AI industry infrastructure investment by all corporations will surpass $1 trillion in 2027. In particular, memory semiconductors and packaging are becoming important in AI infrastructure, so the strengths of Korea's semiconductor ecosystem will stand out.
Clark Cheong, senior director at the International Semiconductor Equipment and Materials Association (SEMI), said this at a press briefing for Semicon Korea 2026 at COEX in Gangnam District, Seoul, on the 11th. Hosted by SEMI, Korea's largest semiconductor exhibition, Semicon Korea 2026, opened that day. The event runs through the 13th. This year's Semicon Korea, under the theme "Transform Tomorrow," not only uses the entire COEX venue but also expanded into nearby hotels. There are 550 participating corporations and more than 2,400 booths.
AI infrastructure expenditure by the four major cloud service providers (CSPs)—Microsoft, Google, Amazon, and Meta—is increasing rapidly. Cheong said, "Next year, AI infrastructure investment will surpass $1 trillion," and noted, "From 2024 to 2028, the annual growth rate of expenditure will reach 38%."
Driven by AI demand, the DRAM market is expected to face a prolonged supply shortage. According to SEMI, the annual growth rate of DRAM production capacity is projected at 4.8% from last year through 2030. Cheong explained, "Memory suppliers are making new investments conservatively, and a significant portion of capacity increases will be absorbed by High Bandwidth Memory (HBM)," adding, "With investment concentrated in advanced areas, supply of legacy and specialty DRAM will be more limited."
As AI demand increases faster than expected, the outlook for DRAM production capacity over the next three years could be revised upward. The scale of fab investment by major domestic corporations such as Samsung Electronics and SK hynix is expected to expand. Cheong said, "Korea's fab investment will expand significantly to about $40 billion annually from 2026 to 2028," adding, "More than 80% will be related to DRAM and NAND, with some advanced logic investment to be carried out in the United States."

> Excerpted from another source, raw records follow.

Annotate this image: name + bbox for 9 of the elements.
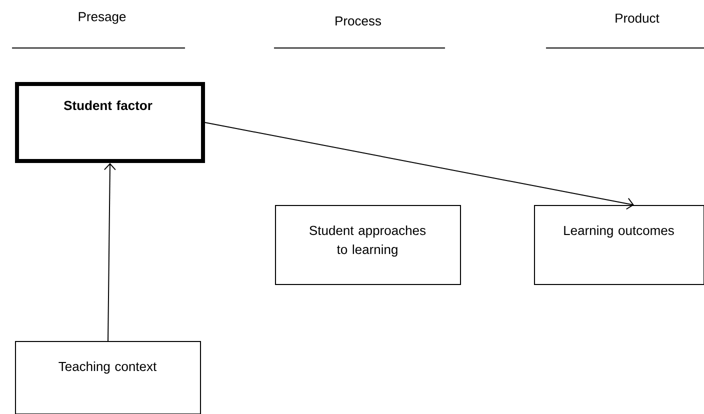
column-heading: Product (616, 13, 660, 23)
process-box: Student approaches to learning (275, 205, 461, 285)
process-box: Teaching context (15, 341, 201, 414)
process-box: Student factor (15, 82, 205, 163)
process-box: Learning outcomes (534, 205, 704, 285)
column-heading: Process (336, 16, 382, 26)
arrow (204, 122, 634, 210)
arrow (104, 163, 116, 342)
column-heading: Presage (78, 12, 126, 24)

As AI Semiconductor supply increases, demand is also expected to surge for HBM, the memory semiconductor that is essential for these chips. Lee Se-chul, managing director at Citigroup, said, "Semiconductor demand has shifted from PCs to mobile, data centers, and AI," adding, "With the spread of AI, memory is becoming central, so HBM demand is also soaring."

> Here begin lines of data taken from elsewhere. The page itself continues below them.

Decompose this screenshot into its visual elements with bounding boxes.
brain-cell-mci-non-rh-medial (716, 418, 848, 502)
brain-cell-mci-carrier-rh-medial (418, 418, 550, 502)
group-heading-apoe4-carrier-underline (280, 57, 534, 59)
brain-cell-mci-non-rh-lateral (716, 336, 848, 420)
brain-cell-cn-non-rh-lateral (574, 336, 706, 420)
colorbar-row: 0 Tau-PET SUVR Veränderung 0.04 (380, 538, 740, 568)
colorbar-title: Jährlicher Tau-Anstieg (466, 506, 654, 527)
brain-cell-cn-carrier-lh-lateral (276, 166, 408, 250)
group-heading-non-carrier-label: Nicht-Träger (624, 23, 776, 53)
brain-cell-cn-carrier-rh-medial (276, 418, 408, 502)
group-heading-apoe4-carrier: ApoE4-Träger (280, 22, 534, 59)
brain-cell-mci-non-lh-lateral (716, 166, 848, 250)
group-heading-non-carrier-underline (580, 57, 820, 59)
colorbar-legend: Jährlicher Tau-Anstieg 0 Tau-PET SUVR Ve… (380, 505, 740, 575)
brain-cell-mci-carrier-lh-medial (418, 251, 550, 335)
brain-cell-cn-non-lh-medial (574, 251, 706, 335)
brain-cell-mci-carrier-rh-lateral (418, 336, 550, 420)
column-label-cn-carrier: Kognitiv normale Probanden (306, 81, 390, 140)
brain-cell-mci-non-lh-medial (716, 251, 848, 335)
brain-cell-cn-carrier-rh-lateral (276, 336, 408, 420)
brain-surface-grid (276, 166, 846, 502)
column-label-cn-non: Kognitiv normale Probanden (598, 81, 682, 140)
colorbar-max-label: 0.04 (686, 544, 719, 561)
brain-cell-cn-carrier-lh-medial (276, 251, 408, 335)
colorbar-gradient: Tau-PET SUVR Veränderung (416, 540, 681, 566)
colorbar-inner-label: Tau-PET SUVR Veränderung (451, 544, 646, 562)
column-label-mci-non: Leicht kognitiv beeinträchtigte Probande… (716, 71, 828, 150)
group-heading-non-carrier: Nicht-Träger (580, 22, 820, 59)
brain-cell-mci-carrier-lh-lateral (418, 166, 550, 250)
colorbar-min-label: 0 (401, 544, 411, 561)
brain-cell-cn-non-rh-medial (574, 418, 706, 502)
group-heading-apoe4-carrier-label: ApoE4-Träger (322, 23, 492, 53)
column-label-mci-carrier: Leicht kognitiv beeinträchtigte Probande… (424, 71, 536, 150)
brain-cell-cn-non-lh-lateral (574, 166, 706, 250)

As AI infrastructure investment continues to expand, some expect that efforts to resolve the memory bottleneck that occurs during AI computation will spread not only to HBM but also in succession to DRAM and NAND flash. In the current structure, HBM mounted on GPUs plays this role. However, as the inference domain expands, capacity that should be used for HBM's original purpose—computation—has become insufficient, creating a memory bottleneck.

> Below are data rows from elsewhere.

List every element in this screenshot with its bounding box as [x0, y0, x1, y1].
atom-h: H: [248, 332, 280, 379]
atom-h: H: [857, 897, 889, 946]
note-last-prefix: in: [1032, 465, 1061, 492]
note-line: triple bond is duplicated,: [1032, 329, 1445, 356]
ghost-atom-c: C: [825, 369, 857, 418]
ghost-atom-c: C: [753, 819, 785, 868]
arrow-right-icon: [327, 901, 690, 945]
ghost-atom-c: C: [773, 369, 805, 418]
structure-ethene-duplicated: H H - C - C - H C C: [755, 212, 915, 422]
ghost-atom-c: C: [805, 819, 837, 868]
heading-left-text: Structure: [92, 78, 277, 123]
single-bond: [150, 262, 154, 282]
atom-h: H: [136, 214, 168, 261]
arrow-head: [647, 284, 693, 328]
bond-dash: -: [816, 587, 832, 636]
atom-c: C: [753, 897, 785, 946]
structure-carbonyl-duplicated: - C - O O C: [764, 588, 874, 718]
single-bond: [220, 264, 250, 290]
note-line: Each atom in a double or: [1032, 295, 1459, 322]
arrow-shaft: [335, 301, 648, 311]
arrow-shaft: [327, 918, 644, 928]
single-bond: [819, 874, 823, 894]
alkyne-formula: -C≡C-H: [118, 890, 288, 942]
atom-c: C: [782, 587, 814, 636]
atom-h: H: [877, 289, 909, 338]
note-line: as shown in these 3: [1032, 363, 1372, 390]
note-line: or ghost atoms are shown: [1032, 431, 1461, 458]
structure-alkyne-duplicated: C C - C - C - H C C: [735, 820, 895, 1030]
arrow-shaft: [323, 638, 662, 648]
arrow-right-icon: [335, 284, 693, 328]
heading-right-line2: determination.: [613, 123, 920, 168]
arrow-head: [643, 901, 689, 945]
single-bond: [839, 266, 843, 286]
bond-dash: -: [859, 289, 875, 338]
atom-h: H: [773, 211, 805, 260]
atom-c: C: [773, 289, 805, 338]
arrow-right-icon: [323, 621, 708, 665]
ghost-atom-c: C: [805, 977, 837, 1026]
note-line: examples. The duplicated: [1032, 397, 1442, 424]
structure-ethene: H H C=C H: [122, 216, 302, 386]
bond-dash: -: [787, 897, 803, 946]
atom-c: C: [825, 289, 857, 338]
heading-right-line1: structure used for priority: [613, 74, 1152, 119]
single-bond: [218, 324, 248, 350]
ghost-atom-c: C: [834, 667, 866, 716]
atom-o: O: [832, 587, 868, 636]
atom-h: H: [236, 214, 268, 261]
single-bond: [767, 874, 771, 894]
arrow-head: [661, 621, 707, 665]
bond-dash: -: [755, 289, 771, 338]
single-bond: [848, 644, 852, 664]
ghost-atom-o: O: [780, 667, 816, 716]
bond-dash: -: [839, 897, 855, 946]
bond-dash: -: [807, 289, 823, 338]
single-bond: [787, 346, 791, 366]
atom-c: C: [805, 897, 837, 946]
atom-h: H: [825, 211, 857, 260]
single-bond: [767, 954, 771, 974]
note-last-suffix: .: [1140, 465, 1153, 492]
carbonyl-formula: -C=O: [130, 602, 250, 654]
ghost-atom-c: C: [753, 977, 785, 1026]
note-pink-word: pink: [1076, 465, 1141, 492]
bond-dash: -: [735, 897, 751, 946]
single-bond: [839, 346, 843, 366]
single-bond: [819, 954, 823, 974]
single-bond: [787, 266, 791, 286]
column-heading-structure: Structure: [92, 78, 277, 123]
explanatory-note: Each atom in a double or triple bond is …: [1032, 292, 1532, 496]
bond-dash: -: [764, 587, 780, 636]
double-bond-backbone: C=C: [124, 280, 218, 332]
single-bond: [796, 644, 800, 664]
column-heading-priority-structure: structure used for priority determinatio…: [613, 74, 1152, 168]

Recently, Nvidia announced that in its next-generation architecture, "Vera Rubin," it will newly create a platform called "Inference Context Memory Storage," a dedicated storage space for KV cache that lets AI remember the context of a user's conversation. In his presentation, Lee said, "Recently, demand for 'key-value (KV) cache' to run AI has been increasing, and semiconductor architectures are changing," adding, "As demand for memory semiconductors diversifies, not only HBM but also general-purpose DRAM and NAND will grow."